Leverage doesn't kill people, high leverage does :) Thanks for calling Barry out. He's such a walmart of blogging making such huge blunders regularly.
As far as being "self aware" (of your own human weaknesses) and philosophical implications:
http://emergentfool.com/2009/09/20/discovery-and-being-self-aware/
Less philosphy and more specifically on financial innovation. an FDA is needed:
http://emergentfool.com/2009/10/01/how-viagra-is-like-your-mortgage/
Posted by: Alex G | October 01, 2009 at 07:18 PM
Thanks for the comment, Alex:
I was not necessarily "calling Barry out" but rather reflecting his doubt that irrational behavior can ever be justified as rational, simply because the herd is irrational.
Personally, I believe that rational behavior sometimes looks irrational when it looks like a contrarian or rare dissenting view.
"Before the beginning of great brilliance, there must be chaos.
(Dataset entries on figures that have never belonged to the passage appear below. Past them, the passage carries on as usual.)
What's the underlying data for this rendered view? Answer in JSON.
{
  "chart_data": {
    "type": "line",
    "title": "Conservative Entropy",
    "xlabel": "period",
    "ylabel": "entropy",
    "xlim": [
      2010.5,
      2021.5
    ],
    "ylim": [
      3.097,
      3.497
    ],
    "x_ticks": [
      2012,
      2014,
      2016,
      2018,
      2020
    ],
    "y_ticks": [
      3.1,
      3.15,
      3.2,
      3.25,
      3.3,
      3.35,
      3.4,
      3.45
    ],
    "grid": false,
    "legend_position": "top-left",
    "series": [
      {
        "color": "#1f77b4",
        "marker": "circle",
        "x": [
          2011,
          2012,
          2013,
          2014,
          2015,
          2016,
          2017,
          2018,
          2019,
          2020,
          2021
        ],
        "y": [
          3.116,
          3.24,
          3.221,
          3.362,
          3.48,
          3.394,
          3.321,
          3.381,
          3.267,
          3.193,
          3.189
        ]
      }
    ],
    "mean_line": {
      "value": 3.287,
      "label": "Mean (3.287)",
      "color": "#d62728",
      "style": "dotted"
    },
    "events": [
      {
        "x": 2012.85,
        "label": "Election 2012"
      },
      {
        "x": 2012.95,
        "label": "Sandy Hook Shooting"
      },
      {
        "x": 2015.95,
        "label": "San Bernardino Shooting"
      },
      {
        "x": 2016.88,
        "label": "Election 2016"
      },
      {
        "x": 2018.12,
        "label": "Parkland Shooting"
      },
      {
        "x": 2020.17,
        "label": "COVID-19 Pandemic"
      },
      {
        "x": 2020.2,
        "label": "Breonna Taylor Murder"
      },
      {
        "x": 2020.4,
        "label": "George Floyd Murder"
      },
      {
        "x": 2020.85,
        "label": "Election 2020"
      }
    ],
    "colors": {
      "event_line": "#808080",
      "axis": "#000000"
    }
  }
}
Before a brilliant person begins something great, they must look foolish in the crowd." ~ The I Ching
Thanks again for the comment. I'll be sure to check out those links!
Cheers...
Posted by: Kent @ The Financial Philosopher | October 01, 2009 at 09:13 PM
Greed is the biggest driver of irrational behaviour in human beings. It has deep influence in especially financial decisions.You may be a manager,politician or an investor,speculator or trader.It is very difficult to evade greed in such key decisions.